Aristotle insists, for example, that a good friend will avoid burdening his friends with his own troubles and pains. According to Aristotle, “That is why someone with a manly nature tries to prevent his friend from sharing his pain. Unless he is unusually immune to pain, he cannot endure pain coming to his friends; and he does not allow others to share his mourning at all, since he is not prone to mourn himself either.” And he concludes, “Females, however, and effeminate men enjoy having people wail with them; they love them as friends who share their distress. But in everything we clearly must imitate the better person.”

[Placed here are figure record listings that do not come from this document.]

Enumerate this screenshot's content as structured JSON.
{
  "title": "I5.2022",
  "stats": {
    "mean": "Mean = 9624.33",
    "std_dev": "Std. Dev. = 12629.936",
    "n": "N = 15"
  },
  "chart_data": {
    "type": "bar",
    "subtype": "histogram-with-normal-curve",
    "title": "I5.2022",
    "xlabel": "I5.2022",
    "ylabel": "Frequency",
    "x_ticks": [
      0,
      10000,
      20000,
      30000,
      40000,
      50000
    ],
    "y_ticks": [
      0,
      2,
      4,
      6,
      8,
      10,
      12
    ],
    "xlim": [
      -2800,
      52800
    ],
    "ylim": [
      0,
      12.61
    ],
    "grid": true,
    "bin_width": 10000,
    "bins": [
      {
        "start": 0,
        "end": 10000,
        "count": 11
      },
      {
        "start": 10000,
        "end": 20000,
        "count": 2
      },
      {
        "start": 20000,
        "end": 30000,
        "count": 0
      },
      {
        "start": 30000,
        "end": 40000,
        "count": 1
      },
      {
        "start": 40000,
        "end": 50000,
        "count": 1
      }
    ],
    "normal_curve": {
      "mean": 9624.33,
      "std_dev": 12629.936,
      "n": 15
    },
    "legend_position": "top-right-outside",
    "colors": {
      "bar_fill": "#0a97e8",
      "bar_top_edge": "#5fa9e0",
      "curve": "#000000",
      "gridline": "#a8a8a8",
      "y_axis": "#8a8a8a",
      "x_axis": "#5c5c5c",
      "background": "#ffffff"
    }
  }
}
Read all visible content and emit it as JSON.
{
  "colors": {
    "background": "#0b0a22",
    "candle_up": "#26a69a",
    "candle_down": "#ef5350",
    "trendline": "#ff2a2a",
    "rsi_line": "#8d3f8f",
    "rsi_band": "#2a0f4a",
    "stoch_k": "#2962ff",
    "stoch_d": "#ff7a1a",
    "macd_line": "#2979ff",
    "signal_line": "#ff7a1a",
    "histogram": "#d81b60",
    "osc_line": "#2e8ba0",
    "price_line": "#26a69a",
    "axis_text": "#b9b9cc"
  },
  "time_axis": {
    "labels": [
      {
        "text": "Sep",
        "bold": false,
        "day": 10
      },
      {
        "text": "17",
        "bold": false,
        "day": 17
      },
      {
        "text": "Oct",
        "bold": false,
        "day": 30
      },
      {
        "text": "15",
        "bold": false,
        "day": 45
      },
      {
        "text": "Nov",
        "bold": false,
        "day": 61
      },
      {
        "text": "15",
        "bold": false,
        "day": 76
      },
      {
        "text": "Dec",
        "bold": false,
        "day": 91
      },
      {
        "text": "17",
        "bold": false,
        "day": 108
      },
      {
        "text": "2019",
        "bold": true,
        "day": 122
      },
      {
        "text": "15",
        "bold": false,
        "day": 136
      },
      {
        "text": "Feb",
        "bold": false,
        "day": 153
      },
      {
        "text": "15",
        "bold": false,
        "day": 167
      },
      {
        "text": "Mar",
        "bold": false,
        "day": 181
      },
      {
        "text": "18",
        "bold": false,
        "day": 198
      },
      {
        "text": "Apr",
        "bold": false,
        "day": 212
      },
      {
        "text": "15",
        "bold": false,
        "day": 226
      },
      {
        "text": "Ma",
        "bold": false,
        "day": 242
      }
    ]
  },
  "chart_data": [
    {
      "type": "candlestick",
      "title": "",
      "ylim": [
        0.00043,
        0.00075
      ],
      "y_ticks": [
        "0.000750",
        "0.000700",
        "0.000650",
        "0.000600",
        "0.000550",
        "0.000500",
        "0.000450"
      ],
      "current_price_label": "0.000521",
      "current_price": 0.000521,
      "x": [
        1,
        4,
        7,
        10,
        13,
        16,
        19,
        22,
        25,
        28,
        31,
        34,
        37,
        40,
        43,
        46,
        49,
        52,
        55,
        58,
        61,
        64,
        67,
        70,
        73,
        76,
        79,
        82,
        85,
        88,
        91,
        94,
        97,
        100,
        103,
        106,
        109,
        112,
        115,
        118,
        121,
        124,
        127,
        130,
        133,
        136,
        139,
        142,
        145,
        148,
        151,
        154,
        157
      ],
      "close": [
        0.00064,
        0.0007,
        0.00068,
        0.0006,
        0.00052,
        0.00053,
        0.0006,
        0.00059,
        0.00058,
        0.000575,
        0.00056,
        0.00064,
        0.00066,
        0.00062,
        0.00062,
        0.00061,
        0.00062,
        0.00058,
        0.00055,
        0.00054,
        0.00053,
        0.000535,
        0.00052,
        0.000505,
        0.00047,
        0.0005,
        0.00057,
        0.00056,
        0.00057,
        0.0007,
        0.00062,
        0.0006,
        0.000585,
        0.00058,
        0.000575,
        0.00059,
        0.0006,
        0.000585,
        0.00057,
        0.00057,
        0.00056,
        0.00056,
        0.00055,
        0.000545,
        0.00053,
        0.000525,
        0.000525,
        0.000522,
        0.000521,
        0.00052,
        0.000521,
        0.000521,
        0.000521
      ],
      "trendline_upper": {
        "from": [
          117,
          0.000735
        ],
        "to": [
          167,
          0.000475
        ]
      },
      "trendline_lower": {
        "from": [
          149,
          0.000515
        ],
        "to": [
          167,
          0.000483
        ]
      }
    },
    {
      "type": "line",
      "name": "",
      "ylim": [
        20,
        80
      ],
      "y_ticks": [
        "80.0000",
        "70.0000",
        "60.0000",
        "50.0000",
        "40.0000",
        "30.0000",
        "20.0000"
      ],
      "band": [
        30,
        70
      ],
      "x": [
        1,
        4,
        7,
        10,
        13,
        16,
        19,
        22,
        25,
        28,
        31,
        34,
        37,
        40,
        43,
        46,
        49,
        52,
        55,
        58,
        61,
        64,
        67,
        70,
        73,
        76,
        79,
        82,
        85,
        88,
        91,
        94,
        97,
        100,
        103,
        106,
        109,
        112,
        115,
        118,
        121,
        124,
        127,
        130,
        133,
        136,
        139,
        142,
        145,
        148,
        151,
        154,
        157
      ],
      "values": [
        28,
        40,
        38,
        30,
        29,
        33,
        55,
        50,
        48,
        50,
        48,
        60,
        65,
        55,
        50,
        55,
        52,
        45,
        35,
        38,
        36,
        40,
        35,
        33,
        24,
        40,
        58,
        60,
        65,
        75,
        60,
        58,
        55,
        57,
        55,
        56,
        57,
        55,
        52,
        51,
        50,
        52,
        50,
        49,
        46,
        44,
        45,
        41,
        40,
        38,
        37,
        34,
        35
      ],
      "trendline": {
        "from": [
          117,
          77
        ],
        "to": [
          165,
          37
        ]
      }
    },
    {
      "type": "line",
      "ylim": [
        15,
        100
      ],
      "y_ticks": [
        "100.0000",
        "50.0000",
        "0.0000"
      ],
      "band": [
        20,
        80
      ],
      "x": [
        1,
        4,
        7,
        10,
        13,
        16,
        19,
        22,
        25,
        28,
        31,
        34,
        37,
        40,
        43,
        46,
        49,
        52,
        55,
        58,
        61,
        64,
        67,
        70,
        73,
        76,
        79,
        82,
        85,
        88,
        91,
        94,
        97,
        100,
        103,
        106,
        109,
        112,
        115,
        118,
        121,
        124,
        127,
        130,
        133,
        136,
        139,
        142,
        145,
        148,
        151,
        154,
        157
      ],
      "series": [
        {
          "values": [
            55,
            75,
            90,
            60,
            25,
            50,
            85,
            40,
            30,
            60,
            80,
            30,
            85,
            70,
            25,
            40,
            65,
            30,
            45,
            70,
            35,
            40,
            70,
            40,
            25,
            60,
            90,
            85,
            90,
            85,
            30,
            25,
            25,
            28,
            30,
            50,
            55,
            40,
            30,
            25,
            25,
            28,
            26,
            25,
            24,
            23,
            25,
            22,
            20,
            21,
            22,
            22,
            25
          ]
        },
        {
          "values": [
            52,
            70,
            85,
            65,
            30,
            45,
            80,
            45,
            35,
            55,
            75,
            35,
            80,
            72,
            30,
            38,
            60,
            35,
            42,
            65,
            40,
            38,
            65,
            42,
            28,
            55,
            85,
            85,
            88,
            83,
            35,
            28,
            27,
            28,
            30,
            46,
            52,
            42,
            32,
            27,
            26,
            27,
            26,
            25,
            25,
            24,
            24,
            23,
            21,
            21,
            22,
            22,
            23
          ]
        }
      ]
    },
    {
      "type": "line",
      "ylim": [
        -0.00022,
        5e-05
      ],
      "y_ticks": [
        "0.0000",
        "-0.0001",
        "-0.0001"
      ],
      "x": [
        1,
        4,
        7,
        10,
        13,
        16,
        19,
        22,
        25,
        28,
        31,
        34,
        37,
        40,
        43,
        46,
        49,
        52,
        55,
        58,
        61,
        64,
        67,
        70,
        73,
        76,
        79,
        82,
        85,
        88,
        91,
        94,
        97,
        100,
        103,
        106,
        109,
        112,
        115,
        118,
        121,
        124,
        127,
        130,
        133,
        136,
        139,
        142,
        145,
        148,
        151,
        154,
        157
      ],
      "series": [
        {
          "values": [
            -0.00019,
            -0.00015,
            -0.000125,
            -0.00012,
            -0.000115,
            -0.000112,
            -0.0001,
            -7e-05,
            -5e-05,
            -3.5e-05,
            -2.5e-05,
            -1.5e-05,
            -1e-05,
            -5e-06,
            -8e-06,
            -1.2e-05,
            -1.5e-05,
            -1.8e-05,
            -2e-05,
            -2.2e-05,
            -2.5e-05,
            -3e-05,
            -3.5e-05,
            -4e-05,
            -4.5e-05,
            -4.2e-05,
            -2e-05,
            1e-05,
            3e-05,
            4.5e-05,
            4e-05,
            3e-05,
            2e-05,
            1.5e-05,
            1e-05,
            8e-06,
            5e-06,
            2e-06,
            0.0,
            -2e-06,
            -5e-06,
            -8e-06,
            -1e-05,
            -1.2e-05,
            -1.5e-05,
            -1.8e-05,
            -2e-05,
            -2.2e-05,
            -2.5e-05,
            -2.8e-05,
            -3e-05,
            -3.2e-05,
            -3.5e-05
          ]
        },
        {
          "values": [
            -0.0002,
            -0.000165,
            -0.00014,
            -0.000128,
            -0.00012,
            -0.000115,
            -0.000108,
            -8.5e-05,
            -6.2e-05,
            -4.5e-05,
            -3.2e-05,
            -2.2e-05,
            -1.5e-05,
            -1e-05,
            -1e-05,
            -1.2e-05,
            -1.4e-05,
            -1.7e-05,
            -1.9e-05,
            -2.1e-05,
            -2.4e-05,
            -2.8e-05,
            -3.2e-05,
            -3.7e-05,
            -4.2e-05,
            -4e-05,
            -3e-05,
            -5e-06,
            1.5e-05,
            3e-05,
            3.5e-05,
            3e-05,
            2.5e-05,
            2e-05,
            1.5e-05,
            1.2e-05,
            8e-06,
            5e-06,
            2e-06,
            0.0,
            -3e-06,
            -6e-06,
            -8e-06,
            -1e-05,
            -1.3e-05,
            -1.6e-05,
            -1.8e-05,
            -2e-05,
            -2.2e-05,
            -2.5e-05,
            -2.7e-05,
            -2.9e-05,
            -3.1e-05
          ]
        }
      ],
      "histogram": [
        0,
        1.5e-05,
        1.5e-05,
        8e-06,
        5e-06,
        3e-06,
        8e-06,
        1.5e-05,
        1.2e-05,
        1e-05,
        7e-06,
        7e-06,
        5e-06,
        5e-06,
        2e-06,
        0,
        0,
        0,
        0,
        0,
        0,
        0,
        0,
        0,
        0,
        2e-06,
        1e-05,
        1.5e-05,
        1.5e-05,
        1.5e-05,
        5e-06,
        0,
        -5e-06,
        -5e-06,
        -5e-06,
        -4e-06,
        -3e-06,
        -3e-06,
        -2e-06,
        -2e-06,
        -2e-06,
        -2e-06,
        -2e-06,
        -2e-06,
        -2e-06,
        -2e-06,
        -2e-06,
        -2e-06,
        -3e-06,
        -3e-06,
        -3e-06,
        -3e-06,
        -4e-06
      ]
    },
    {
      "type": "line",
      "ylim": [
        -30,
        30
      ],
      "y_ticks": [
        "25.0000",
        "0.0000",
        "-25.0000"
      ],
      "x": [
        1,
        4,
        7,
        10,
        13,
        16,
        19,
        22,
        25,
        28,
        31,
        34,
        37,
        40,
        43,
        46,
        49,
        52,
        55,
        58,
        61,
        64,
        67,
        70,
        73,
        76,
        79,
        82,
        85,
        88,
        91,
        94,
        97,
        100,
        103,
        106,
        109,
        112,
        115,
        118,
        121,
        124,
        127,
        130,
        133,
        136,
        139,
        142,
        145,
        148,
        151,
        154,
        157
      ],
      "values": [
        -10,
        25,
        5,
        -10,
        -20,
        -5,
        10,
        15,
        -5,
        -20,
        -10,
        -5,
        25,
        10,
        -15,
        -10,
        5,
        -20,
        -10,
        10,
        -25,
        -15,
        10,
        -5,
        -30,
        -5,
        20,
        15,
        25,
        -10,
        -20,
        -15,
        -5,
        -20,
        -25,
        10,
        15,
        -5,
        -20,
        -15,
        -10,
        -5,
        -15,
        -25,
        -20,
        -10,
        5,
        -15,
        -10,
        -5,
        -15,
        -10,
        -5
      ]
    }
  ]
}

Aristotle argues that no one would ever choose to live without friends, even if he had all the other goods. This is, I think, a true claim—it may even be obvious—but it is at the same time a profound and significant truth about human beings. Later Aristotle explains: “Surely, it is absurd to make the blessed person solitary. For no one would choose to have all [other] goods and yet be alone, since a human being is political, tending by nature to live together with others” (1169b) . This suggests that being with others, and especially with those, to whom we are friends, is not merely a desirable benefit of being alive but a fundamental condition for living a fully human existence and for appreciating the value of life in the first place.
Aristotle’s philosophical account of friendship has remained the paradigmatic theory of friendship for those who succeeded him. And even though there has always been an enormous amount of scholarly controversy concerning the proper interpretation of his most basic ideas.